Their caretaker-manager for two games following the recent sacking of the useless Lee Clark, was none other than Malcolm Crosby, who led Sunderland to the 1992 FA Cup final.
His first game was last week’s 1-0 defeat at Blackburn; the second an 8-0 home defeat to Bournemouth.
Can you imagine losing 8-0? Shut your eyes tight for a moment and try to think what that would feel like.
Speaking before the Bournemouth game of his chances of landing the manager’s job, Crosby said: “If I am going to become the manager at Birmingham I am going to have to start winning a few games. That helps.”
Malcolm Crosby is a lovely man and a very good coach who long ago earned our good wishes.
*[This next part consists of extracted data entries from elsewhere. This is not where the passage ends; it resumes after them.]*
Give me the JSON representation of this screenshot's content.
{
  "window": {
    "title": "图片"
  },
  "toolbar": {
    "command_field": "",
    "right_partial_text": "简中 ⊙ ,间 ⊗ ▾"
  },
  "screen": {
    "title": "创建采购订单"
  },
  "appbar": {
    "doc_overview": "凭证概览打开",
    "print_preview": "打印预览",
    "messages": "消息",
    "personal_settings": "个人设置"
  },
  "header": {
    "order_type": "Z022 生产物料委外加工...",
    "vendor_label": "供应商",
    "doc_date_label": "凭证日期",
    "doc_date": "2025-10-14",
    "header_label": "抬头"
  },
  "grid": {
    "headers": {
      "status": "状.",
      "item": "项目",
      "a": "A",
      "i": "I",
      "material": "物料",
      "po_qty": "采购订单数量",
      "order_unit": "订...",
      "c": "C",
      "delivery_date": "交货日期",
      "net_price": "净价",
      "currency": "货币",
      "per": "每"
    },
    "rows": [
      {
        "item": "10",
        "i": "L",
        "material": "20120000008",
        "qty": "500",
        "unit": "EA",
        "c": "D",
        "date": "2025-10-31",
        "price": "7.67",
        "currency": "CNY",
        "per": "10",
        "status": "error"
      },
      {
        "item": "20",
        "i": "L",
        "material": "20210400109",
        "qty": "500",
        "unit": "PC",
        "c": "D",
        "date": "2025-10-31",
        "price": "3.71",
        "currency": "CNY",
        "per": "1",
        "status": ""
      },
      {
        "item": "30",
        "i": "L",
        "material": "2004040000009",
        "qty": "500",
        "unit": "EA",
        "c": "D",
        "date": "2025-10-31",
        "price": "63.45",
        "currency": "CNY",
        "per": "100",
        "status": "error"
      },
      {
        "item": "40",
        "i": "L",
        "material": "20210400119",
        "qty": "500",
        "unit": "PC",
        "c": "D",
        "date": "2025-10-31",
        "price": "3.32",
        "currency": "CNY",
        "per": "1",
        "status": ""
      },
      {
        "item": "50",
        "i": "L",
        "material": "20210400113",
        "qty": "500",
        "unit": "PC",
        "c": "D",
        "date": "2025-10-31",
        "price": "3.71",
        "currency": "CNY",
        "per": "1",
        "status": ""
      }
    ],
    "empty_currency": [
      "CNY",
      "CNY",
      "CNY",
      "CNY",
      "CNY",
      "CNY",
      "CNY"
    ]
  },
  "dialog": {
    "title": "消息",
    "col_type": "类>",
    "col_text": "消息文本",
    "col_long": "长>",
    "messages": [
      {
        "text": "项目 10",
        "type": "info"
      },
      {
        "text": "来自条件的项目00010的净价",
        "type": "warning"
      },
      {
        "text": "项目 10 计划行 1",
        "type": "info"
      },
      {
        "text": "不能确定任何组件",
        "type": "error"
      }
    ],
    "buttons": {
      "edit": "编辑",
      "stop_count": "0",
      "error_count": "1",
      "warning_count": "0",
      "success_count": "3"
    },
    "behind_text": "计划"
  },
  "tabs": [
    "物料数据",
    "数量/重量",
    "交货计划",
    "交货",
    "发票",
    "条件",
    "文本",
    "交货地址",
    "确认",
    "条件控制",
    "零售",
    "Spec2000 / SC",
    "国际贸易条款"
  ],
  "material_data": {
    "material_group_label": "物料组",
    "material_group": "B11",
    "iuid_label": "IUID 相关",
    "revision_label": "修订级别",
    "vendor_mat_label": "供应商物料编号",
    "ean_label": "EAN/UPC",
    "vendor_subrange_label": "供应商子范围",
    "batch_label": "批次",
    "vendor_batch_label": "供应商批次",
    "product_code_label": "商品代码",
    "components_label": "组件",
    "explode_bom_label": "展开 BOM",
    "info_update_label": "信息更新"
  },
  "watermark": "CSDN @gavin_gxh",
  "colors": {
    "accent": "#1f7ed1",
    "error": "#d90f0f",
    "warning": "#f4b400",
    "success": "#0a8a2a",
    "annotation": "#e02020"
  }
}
He doesn’t deserve to be laughed at; but we’re only human.
Whatever happens at Selhurst Park on Saturday – things could be worse.
ON Sunday, the BBC kept breaking into football commentaries to give us updates of an NFL game at Wembley.
NFL stands for National Football League, although the sport in question isn’t football at all and the nation is America; so why were they telling us about it?
It is irritating enough when footy coverage is interrupted for British rubbish like rugby, golf and car racing. But American football updates can only have been introduced to irritate all right-thinking listeners.
This daft game lasts for 60 minutes notionally, but takes over three hours to play and feels like even longer. The BBC will no doubt defend their interest in the NFL by pointing out that Wembley was almost full for Sunday’s encounter between Detroit and Atlanta.
But this should only discourage further coverage. Surely anyone in this country who is actually interested in this farrago of foreign nonsense was in the stadium and didn’t need radio updates.
The most worrying aspect of the NFL coming to town is that it gives greedy people some abhorrent ideas for football, such as playing the last game of the Premier League season overseas to milk further cash with which to overpay the players even more.
I have nothing against American culture and customs – in America. This is Britain. We don’t want our shopkeepers telling us to have a nice day. We prefer “what do you want?” followed by “there you go” then “bugger off.” It’s traditional.
Well done then to Middlesex County Cricket Club, who this week took a stand against creeping Americanism by abandoning the ludicrous name Middlesex Panthers in favour of plain old Middlesex.
Reason took hold when someone pointed out that no panthers had been spotted prowling around Hampton Wick high street for some years.
The chairman of Hull City feels differently, but these names just sound silly in England. In the USA, they have sexier animals and more spectacular weather from which to derive the names of their sports teams.
They have the Chicago Bears and the Miami Dolphins; Miami Heat and the Brooklyn Cyclones. We could only offer Cold Hesledon versus Windy Nook. The winners will play East Rain-ton.
It just doesn’t work over here.
STOKE City chairman Peter Coates is in the huff with John Hartson.
The pundit said on Match of the Day Two that Stoke’s Victor Moses “cheated” by diving for a penalty during last week’s win over Swansea.
The bickering between the two clubs has continued. It began with their managers. Now Mr Coates has joined in.
He said: “He (Hartson) spoke like what he probably is - a Swansea fan.”
Quite. But you don’t suppose Mr Coates is a Stoke fan by any chance?
He added: “We’re very angry about our player being called a cheat.”
Tell him not to cheat then, because he did. At least spare us the humbug. Victor Moses is hardly unique in taking a tumble, but this doesn’t put him above reproach.
In the interests of transparency, I am genuinely neutral on the matter, because when Stoke play Swansea I truly do not give a toss what the score is.